Outra história bem documentada dá conta dos comentários após as exibições de “Refeição do Bebê” (“Repas de Bébé”), de 1895. Nesse caso, o espanto da plateia não se deveu à performance da protagonista, uma criança burguesa em fase de introdução alimentar (a pequena Andrée, filha de Auguste Lumière, presente na imagem). Surpreendente era ver o efeito do vento sobre as folhagens, atrás da garotinha. “As folhas se movem!”, teriam dito os primeiros espectadores.

Nas encenações teatrais, o cenário, pintado, permanecia fixo. A grande novidade do cinema era o registro e a reprodução do movimento do mundo. E, mais especificamente, do fundo.

Esse espaço anterior à cena, chamado por Jean-Luc Nancy de “verso da imagem”, é a priori secundário na narração cinematográfica e, por isso, frequentemente negligenciado por teóricos, realizadores e espectadores —“Le Fond Cinématographique” (o fundo cinematográfico, ainda sem tradução para o português), de Robert Bonamy, é possivelmente o único livro a abordar diretamente o assunto.

Em momentos preciosos da história do cinema, porém, o fundo deixa de ser apenas o “lugar” da ação para tornar-se ele próprio “lugar em transformação”. 

Fazer com que os olhares se voltem francamente para o fundo constitui um gesto altamente político. Afinal, é pelo olhar ao fundo que a trama se inscreve no mundo, algo necessário quando este se encontra em transformação, em crise.

Como esquecer as ruínas da Berlim pós-Segunda Guerra Mundial em “Alemanha, Ano Zero” (Roberto Rossellini, 1948), pano de fundo para a triste história do garoto Edmund? Ou da atmosfera poluída que obscurece o céu da Ravena de “O Deserto Vermelho” (Michelangelo Antonioni, 1964)?

Cineastas mais contemporâneos, como o chinês Jia Zhangke, o filipino Lav Diaz, o argelino Tariq Teguia e os brasileiros Ana Vaz e Karim Aïnouz, entre outros, têm forjado narrativas riquíssimas, em que o movimento do fundo disputa a atenção do espectador com a intriga que ocorre no primeiro plano.

Jia costuma ambientar suas histórias de amor e separação em lugares emblemáticos das transformações vividas pela China pós-era Mao (1949-1976). Em "Still Life - Em Busca da Vida" (2016), enquanto o protagonista procura pela ex-mulher, vemos, ao longe, as demolições que precedem a construção da hidrelétrica das Três Gargantas; no retorno à região, em "Amor Até as Cinzas" (2018), o surgimento de arranha-céus nas margens da represa chama a atenção —embora não tenham qualquer função narrativa.

Em "A Vida Invisível" (2019), Aïnouz torna visíveis a umidade e o calor do Rio de Janeiro nos anos 1950, com paredes tingidas de mofo.

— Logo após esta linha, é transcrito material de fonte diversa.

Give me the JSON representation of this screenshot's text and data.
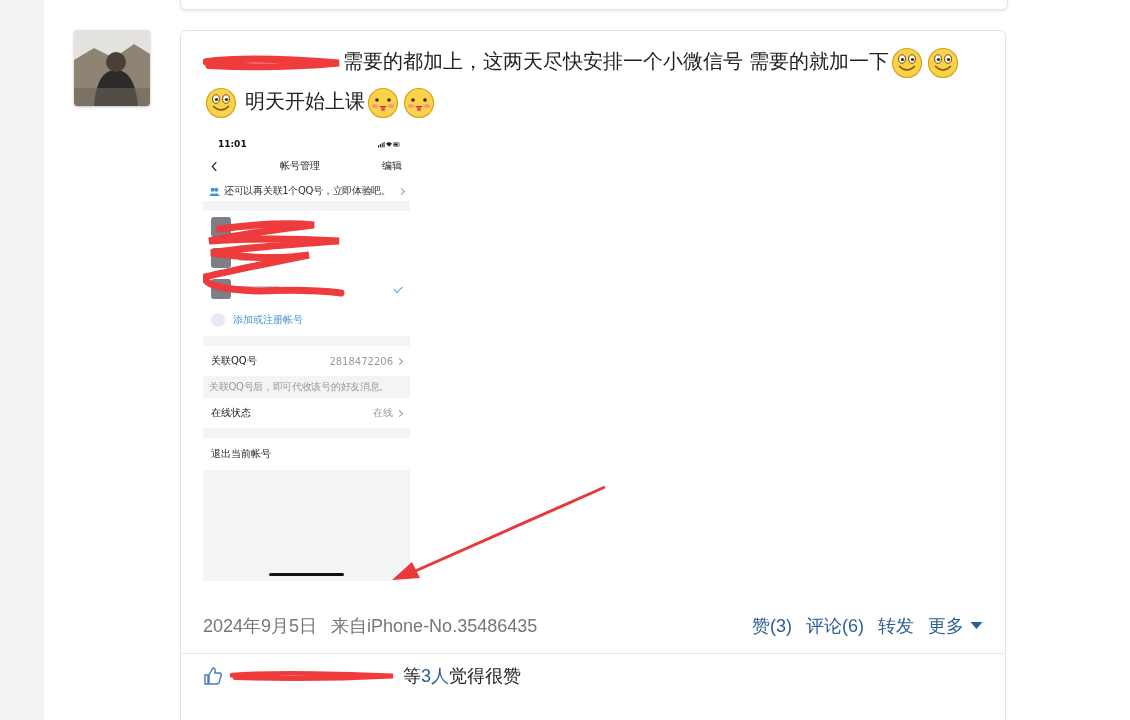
{
  "post": {
    "content": [
      {
        "kind": "redaction"
      },
      {
        "kind": "text",
        "text": "需要的都加上，这两天尽快安排一个小微信号 需要的就加一下"
      },
      {
        "kind": "smile"
      },
      {
        "kind": "smile"
      },
      {
        "kind": "smile"
      },
      {
        "kind": "text",
        "text": " 明天开始上课"
      },
      {
        "kind": "pig"
      },
      {
        "kind": "pig"
      }
    ],
    "screenshot": {
      "time": "11:01",
      "title": "帐号管理",
      "edit": "编辑",
      "banner": "还可以再关联1个QQ号，立即体验吧。",
      "add_account": "添加或注册帐号",
      "rows": [
        {
          "kind": "row",
          "label": "关联QQ号",
          "value": "2818472206"
        },
        {
          "kind": "note",
          "label": "关联QQ号后，即可代收该号的好友消息。"
        },
        {
          "kind": "row",
          "label": "在线状态",
          "value": "在线"
        },
        {
          "kind": "gap"
        },
        {
          "kind": "plain",
          "label": "退出当前帐号"
        }
      ]
    },
    "date": "2024年9月5日",
    "source": "来自iPhone-No.35486435",
    "actions": [
      {
        "kind": "link",
        "label": "赞(3)"
      },
      {
        "kind": "link",
        "label": "评论(6)"
      },
      {
        "kind": "link",
        "label": "转发"
      },
      {
        "kind": "menu",
        "label": "更多"
      }
    ],
    "likes": {
      "prefix": "等",
      "count": "3人",
      "suffix": "觉得很赞"
    }
  }
}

Em seus filmes anteriores, como "O Céu de Suely" (2006) e "Viajo Porque Preciso, Volto Porque Te Amo" (2009, com codireção de Marcelo Gomes), já sobressaíam imagens inusitadas do sertão repleto de modernidade que os personagens atravessam.

Por sua vez, Lav Diaz, Tariq Teguia e Ana Vaz filmam homens e mulheres desempenhando em silêncio ações em tempo real. Incitam, assim, os espectadores a se distraírem por alguns instantes da intriga para se encantarem com os movimentos da natureza —das nuvens que mudam de lugar às folhagens agitadas pelo vento.

Em seus filmes, locações reais animam-se e os “fundos cinematográficos” ganham vida, num apelo ao olhar centrífugo do espectador, reavivando a vertigem de algumas vistas da Sociedade Lumière, como a dos carvoeiros da Indochina.


Lúcia Monteiro é doutora em cinema pela Universidade Sorbonne Nouvelle (Paris 3) e pela USP.